One of my new year’s reading resolutions is to read more classics, perhaps as penance for attaining an English Literature degree while avoiding them like the plague. I’m absolutely loving the experience. Jokes on Student Me!

I have only read Wuthering Heights by Emily Brontë in terms of Brontë novels, and Anne Brontë’s second and final novel was where I decided to venture. Next up will be Jane Eyre by Charlotte Brontë. Any thoughts on that before I tell you what I thought about The Tenant of Wildfell Hall?

What struck me most about this novel is that despite being published in 1848, it was so fiercely feminist and socially scathing in a way that resonates today. The story of a single painter called Helen Graham, who mysteriously arrives with her young son to the Elizabethan mansion called Wildfell Hall, is told through letters. Some between a somewhat overly-friendly neighbour called Gilbert and his friend, and others between Gilbert and Helen, in which we learn the circumstances under which Helen fled to Wildfell Hall.

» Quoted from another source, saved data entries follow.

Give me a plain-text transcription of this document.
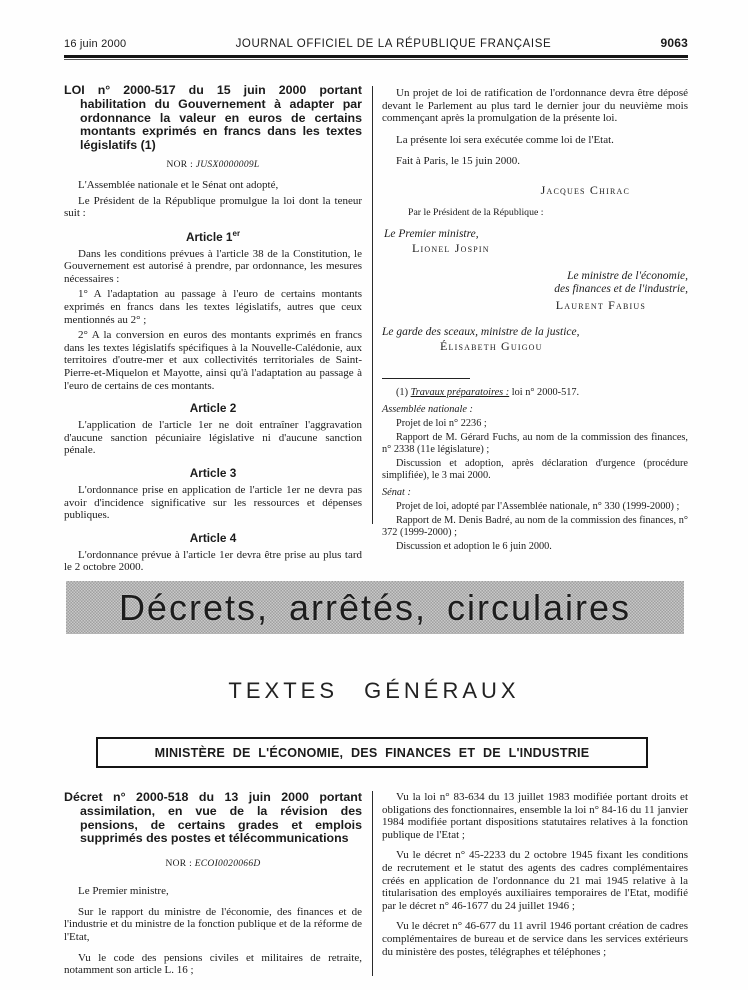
16 juin 2000	JOURNAL OFFICIEL DE LA RÉPUBLIQUE FRANÇAISE	9063

LOI n° 2000-517 du 15 juin 2000 portant habilitation du Gouvernement à adapter par ordonnance la valeur en euros de certains montants exprimés en francs dans les textes législatifs (1)

NOR : JUSX0000009L

L'Assemblée nationale et le Sénat ont adopté,

Le Président de la République promulgue la loi dont la teneur suit :

Article 1er

Dans les conditions prévues à l'article 38 de la Constitution, le Gouvernement est autorisé à prendre, par ordonnance, les mesures nécessaires :

1° A l'adaptation au passage à l'euro de certains montants exprimés en francs dans les textes législatifs, autres que ceux mentionnés au 2° ;

2° A la conversion en euros des montants exprimés en francs dans les textes législatifs spécifiques à la Nouvelle-Calédonie, aux territoires d'outre-mer et aux collectivités territoriales de Saint-Pierre-et-Miquelon et Mayotte, ainsi qu'à l'adaptation au passage à l'euro de certains de ces montants.

Article 2

L'application de l'article 1er ne doit entraîner l'aggravation d'aucune sanction pécuniaire législative ni d'aucune sanction pénale.

Article 3

L'ordonnance prise en application de l'article 1er ne devra pas avoir d'incidence significative sur les ressources et dépenses publiques.

Article 4

L'ordonnance prévue à l'article 1er devra être prise au plus tard le 2 octobre 2000.

Un projet de loi de ratification de l'ordonnance devra être déposé devant le Parlement au plus tard le dernier jour du neuvième mois commençant après la promulgation de la présente loi.

La présente loi sera exécutée comme loi de l'Etat.

Fait à Paris, le 15 juin 2000.

Jacques Chirac

Par le Président de la République :

Le Premier ministre,

Lionel Jospin

Le ministre de l'économie,
des finances et de l'industrie,

Laurent Fabius

Le garde des sceaux, ministre de la justice,

Élisabeth Guigou

(1) Travaux préparatoires : loi n° 2000-517.

Assemblée nationale :

Projet de loi n° 2236 ;

Rapport de M. Gérard Fuchs, au nom de la commission des finances, n° 2338 (11e législature) ;

Discussion et adoption, après déclaration d'urgence (procédure simplifiée), le 3 mai 2000.

Sénat :

Projet de loi, adopté par l'Assemblée nationale, n° 330 (1999-2000) ;

Rapport de M. Denis Badré, au nom de la commission des finances, n° 372 (1999-2000) ;

Discussion et adoption le 6 juin 2000.

Décrets, arrêtés, circulaires
TEXTES GÉNÉRAUX
MINISTÈRE DE L'ÉCONOMIE, DES FINANCES ET DE L'INDUSTRIE

Décret n° 2000-518 du 13 juin 2000 portant assimilation, en vue de la révision des pensions, de certains grades et emplois supprimés des postes et télécommunications

NOR : ECOI0020066D

Le Premier ministre,

Sur le rapport du ministre de l'économie, des finances et de l'industrie et du ministre de la fonction publique et de la réforme de l'Etat,

Vu le code des pensions civiles et militaires de retraite, notamment son article L. 16 ;

Vu la loi n° 83-634 du 13 juillet 1983 modifiée portant droits et obligations des fonctionnaires, ensemble la loi n° 84-16 du 11 janvier 1984 modifiée portant dispositions statutaires relatives à la fonction publique de l'Etat ;

Vu le décret n° 45-2233 du 2 octobre 1945 fixant les conditions de recrutement et le statut des agents des cadres complémentaires créés en application de l'ordonnance du 21 mai 1945 relative à la titularisation des employés auxiliaires temporaires de l'Etat, modifié par le décret n° 46-1677 du 24 juillet 1946 ;

Vu le décret n° 46-677 du 11 avril 1946 portant création de cadres complémentaires de bureau et de service dans les services extérieurs du ministère des postes, télégraphes et téléphones ;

Learning of Helen’s escape from an alcoholic, abusive partner and an unhappy marriage through the framing of these letters is a fascinating literary device. It means we are held at arm’s length from the narrative throughout, and yet emerge from the reading experience inexplicably connected to the characters. Anyone ever think, “ahh, so that’s why they’re still publishing this hundreds of years later” about a book, and feel like an idiot for taking so long to read it?